My keen interest to keep abreast of debates concerning citizenship has exposed me to the concept of digital citizenship, and of course, to the question of equity. I was taken aback when I read School Boards – IT Systems and Technology in the Classroom, the Auditor General of Ontario report published December 5th, 2018. In the report, various forms of disparities across school boards and schools are documented; however, the causes of such disparities are examined from a utilitarian perspective. Consequently, they remain at the procedural and regulatory levels and in turn do not take up the underlying socio-economic causes of such disparities. For example, in one instance the audit observed that, “Students’ access to information technology and consequently students’ learning experiences varied across schools” (p. 548). The report suggests that issues are due to outdated technology and an absence of evaluative assessment rather than the socio-economic background of students and their respective access to digital devices. 

As a “visible minority” woman, I know first-hand, the challenges one faces to enact citizenship in Canada. Drawing on the work of Westheimer and Kahne (2004), we might take up equality and equity through three different conceptions of citizenship. First, a normative citizenship approach emphasizes the conventional characteristics of a ‘good’ citizen such as honesty. Second, for these two scholars, a progressive citizenship approach involves participatory citizens who take on volunteer projects and vote. Their third concept is informed by a critical approach or ‘social justice-oriented citizenship’ in which citizens question, challenge, and seek to change established systems of inequality and injustice. 

One may see digital citizenship within a similar context. A vision of Information and Communications Technology (ICT) that revolves around issues pertaining merely to availability, accessibility and regulatory mechanisms, is contrary to the view of experts on digital citizenship who advise that we need to move forward from a normative approach that emphasizes only ‘safe, legal and ethical’ use of IT and towards additional questions of digital literacy and digital participation in civic and political affairs. These questions inevitably bring about the notion that equality as digital participation is not only about accessibility and consumption but also equal opportunities to create, interpret and evaluate digital information. Experts show that IT use—equal opportunities to create, interpret and evaluate digital information—has the potential to create a more equitable society. For instance, in a 2013 social action curriculum project developed by Ng-A-Fook, Radford, Yazdanian, and Norris with disadvantaged and marginalized school youth in Ottawa, Ontario, it was found that initiatives such as the development of a social network site to teach novel studies and the establishment of a student-led news broadcast had positive impact on civic participation of participating students.

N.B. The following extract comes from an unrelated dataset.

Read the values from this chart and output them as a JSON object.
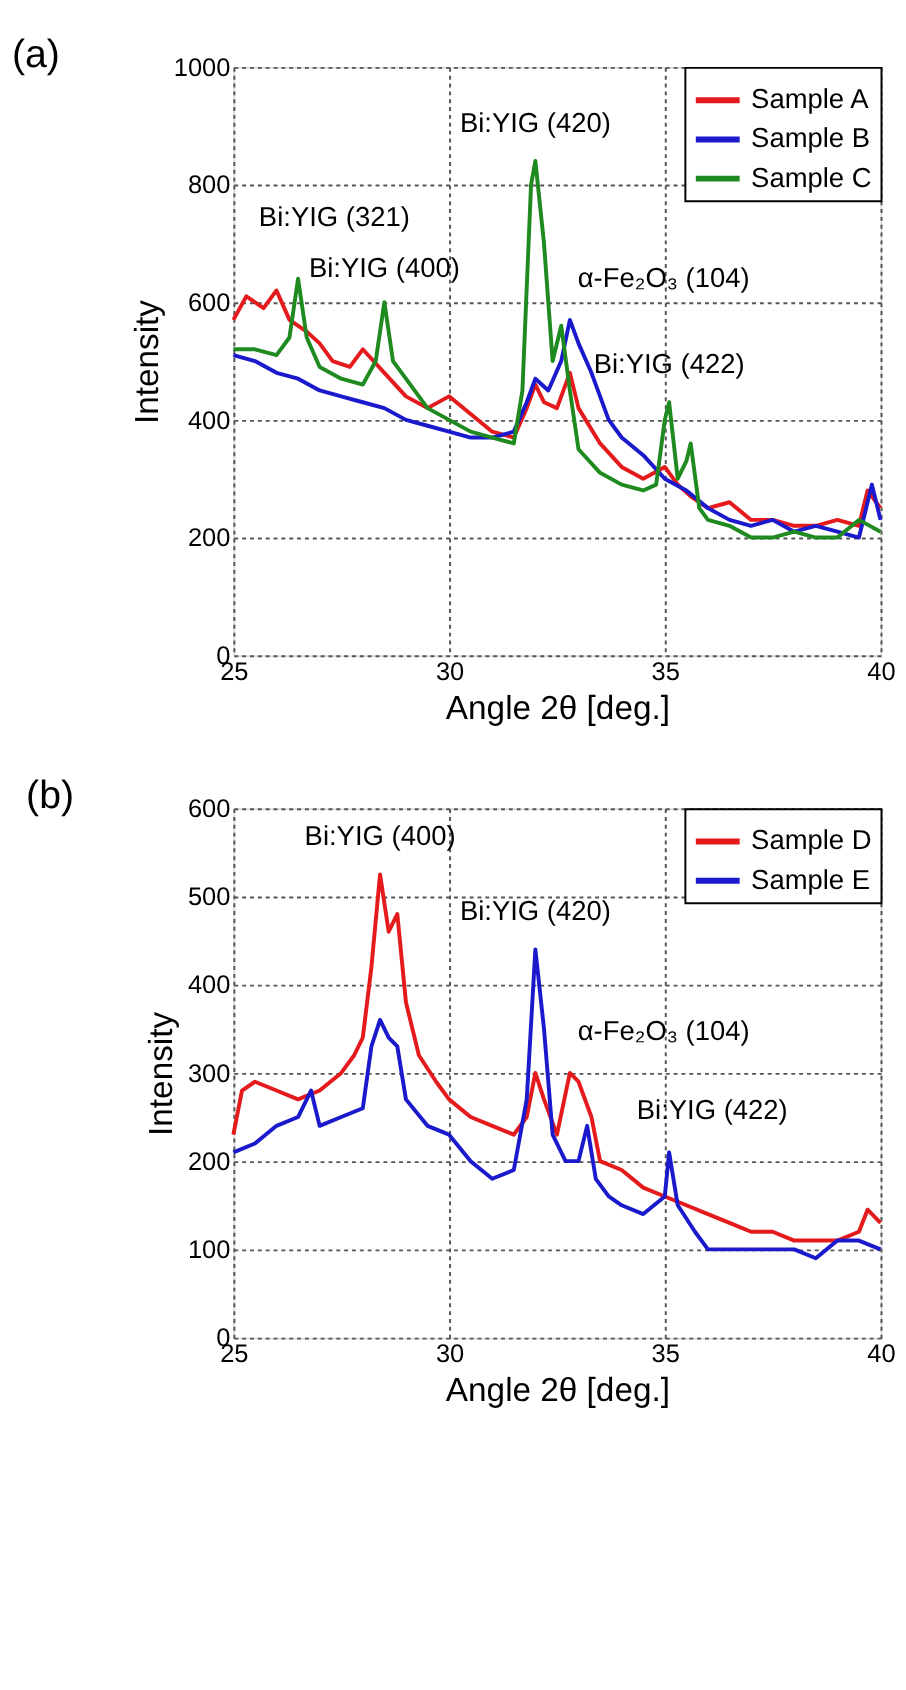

In contrast, when digital citizenship discriminates against one demographic category at a very young age in schools, this reflects at the social level. A 2017 report—entitled The Digital Talent Dividend: Shifting Gears in a Changing Economy and published by the Information and Communications Technology Council of Canada—reviewed ten years of ICT trends in Canada and raises some alarming concerns in relation to gender disparity in the ICT sector. The report states, “the participation of women in ICT profession has remained relatively constant, averaging between 24% and 25%, for more than 10 years.” At work women are further discriminated against. In 2016, as the report makes clear, women in the ICT sector earned nine cents for each dollar men earned, marking a difference of $7, 600 in annual wages. The underrepresentation of groups who are discriminated against, either as newcomers, marginalized youth or women, are due to a wide array of systemic barriers which in turn impact who has access to equity in a classroom, a workplace, or in curriculum to labor policies. If we are to create a just society, the means and mechanisms, such as ICT, that materialize equitable digital citizenship ideals should also be built upon the principles of equity.